No less instructive to modern lawmakers and political economists is
the bearing of the Levitical legislation on the social question, the
relations of rich and poor, of employer and employed. It is a
legislation which, with admirable impartiality, keeps the poor man
and the rich man equally in view; a body of law which, if strictly
carried out, would have made in Israel either a plutocracy or a
proletariat alike impossible. All these things will be illustrated
in the course of exposition. Enough has been said to show that those
among us who are sorely perplexed as to what government should do,
at what it should aim in these matters, may gain help by studying
the mind of Divine wisdom concerning these questions, as set forth
in the theocratic law of Leviticus.
Further, Leviticus is of use to us now as a revelation of Christ.

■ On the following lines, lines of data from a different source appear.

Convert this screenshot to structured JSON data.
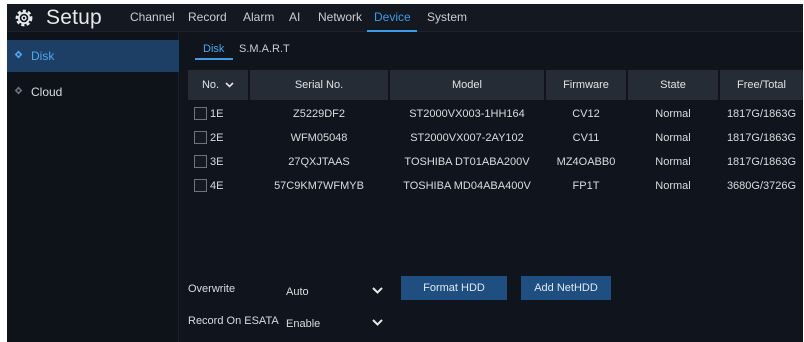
{
  "header": {
    "title": "Setup",
    "nav": [
      "Channel",
      "Record",
      "Alarm",
      "AI",
      "Network",
      "Device",
      "System"
    ],
    "active_nav": "Device"
  },
  "sidebar": {
    "items": [
      {
        "label": "Disk",
        "active": true,
        "icon": "disk-icon"
      },
      {
        "label": "Cloud",
        "active": false,
        "icon": "cloud-icon"
      }
    ]
  },
  "subtabs": [
    "Disk",
    "S.M.A.R.T"
  ],
  "table": {
    "headers": [
      "No.",
      "Serial No.",
      "Model",
      "Firmware",
      "State",
      "Free/Total"
    ],
    "rows": [
      {
        "no": "1E",
        "serial": "Z5229DF2",
        "model": "ST2000VX003-1HH164",
        "firmware": "CV12",
        "state": "Normal",
        "free_total": "1817G/1863G"
      },
      {
        "no": "2E",
        "serial": "WFM05048",
        "model": "ST2000VX007-2AY102",
        "firmware": "CV11",
        "state": "Normal",
        "free_total": "1817G/1863G"
      },
      {
        "no": "3E",
        "serial": "27QXJTAAS",
        "model": "TOSHIBA DT01ABA200V",
        "firmware": "MZ4OABB0",
        "state": "Normal",
        "free_total": "1817G/1863G"
      },
      {
        "no": "4E",
        "serial": "57C9KM7WFMYB",
        "model": "TOSHIBA MD04ABA400V",
        "firmware": "FP1T",
        "state": "Normal",
        "free_total": "3680G/3726G"
      }
    ]
  },
  "controls": {
    "overwrite_label": "Overwrite",
    "overwrite_value": "Auto",
    "esata_label": "Record On ESATA",
    "esata_value": "Enable",
    "format_button": "Format HDD",
    "add_button": "Add NetHDD"
  },
  "colors": {
    "accent": "#3e9ce6",
    "sidebar_active": "#1d3f66",
    "button": "#1e4f80",
    "background": "#10141c"
  }
}
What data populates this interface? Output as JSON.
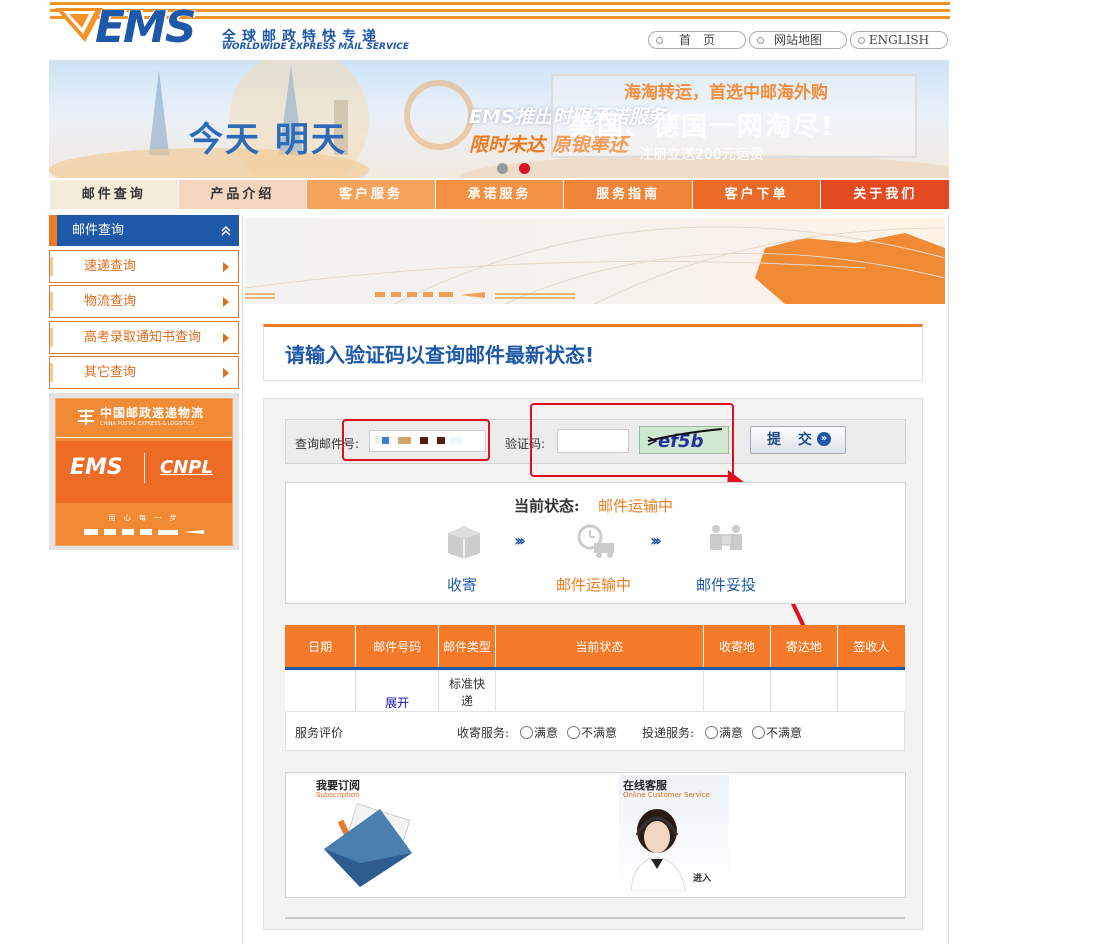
{
  "header": {
    "logo_text": "EMS",
    "logo_cn": "全球邮政特快专递",
    "logo_en": "WORLDWIDE EXPRESS MAIL SERVICE",
    "links": [
      "首　页",
      "网站地图",
      "ENGLISH"
    ]
  },
  "banner": {
    "slogan_main": "今天 明天",
    "ems_line1": "EMS推出时限承诺服务",
    "ems_line2": "限时未达 原银奉还",
    "haitao": "海淘转运，首选中邮海外购",
    "haitao_big": "美国、德国一网淘尽!",
    "register": "注册立送200元运费"
  },
  "nav": {
    "items": [
      "邮件查询",
      "产品介绍",
      "客户服务",
      "承诺服务",
      "服务指南",
      "客户下单",
      "关于我们"
    ],
    "colors": [
      "#f4ecd9",
      "#f4d5bd",
      "#f6a45c",
      "#f39043",
      "#f0853a",
      "#ea6a28",
      "#e44a22"
    ]
  },
  "sidebar": {
    "header": "邮件查询",
    "items": [
      "速递查询",
      "物流查询",
      "高考录取通知书查询",
      "其它查询"
    ],
    "promo": {
      "cn": "中国邮政速递物流",
      "en": "CHINA POSTAL EXPRESS & LOGISTICS",
      "ems": "EMS",
      "cnpl": "CNPL",
      "slogan": "用 心 每 一 步"
    }
  },
  "main": {
    "title": "请输入验证码以查询邮件最新状态!",
    "query": {
      "mail_no_label": "查询邮件号:",
      "captcha_label": "验证码:",
      "captcha_text": "ef5b",
      "submit": "提 交"
    },
    "status": {
      "label": "当前状态:",
      "value": "邮件运输中",
      "steps": [
        "收寄",
        "邮件运输中",
        "邮件妥投"
      ]
    },
    "table": {
      "headers": [
        "日期",
        "邮件号码",
        "邮件类型",
        "当前状态",
        "收寄地",
        "寄达地",
        "签收人"
      ],
      "row": {
        "date": "",
        "mail_no": "展开",
        "type": "标准快递",
        "status": "",
        "origin": "",
        "dest": "",
        "signer": ""
      }
    },
    "rating": {
      "label": "服务评价",
      "collect_label": "收寄服务:",
      "deliver_label": "投递服务:",
      "satisfied": "满意",
      "unsatisfied": "不满意"
    },
    "promos": {
      "subscribe_cn": "我要订阅",
      "subscribe_en": "Subscription",
      "online_cn": "在线客服",
      "online_en": "Online Customer Service",
      "enter": "进入"
    }
  }
}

This follows from what has been already said concerning the typical
character of the law. The book is thus a treasury of divinely-chosen
illustrations as to the way of a sinner’s salvation through the
priestly work of the Son of God, and as to his present and future
position and dignity as a redeemed man.
Finally, and for this same reason, Leviticus is still of use to us
as embodying in type and figure prophecies of things yet to come,
pertaining to Messiah’s kingdom. We must not imagine with some that
because many of its types are long ago fulfilled, therefore all have
been fulfilled. Many, according to the hints of the New Testament,
await their fulfilment in a bright day that is coming. Some, for
instance, of the feasts of the Lord have been fulfilled; as
passover, and the feast of Pentecost. But how about the day of
atonement for the sin of corporate Israel? We have seen the type of
the day of atonement fulfilled in the entering into heaven of our
great High Priest; but in the type He came out again to bless the
people: has that been fulfilled? Has He yet proclaimed absolution of
sin to guilty Israel? How, again, about the feast of trumpets, and
that of the ingathering at full harvest? How about the Sabbatic
year, and that most consummate type of all, the year of jubilee?
History records nothing which could be held a fulfilment of any of
these; and thus Leviticus bids us look forward to a glorious future
yet to come, when the great redemption shall at last be
accomplished, and "Holiness to Jehovah" shall, as Zechariah puts it,
{Zec 14:20} be written even "on the bells of the horses."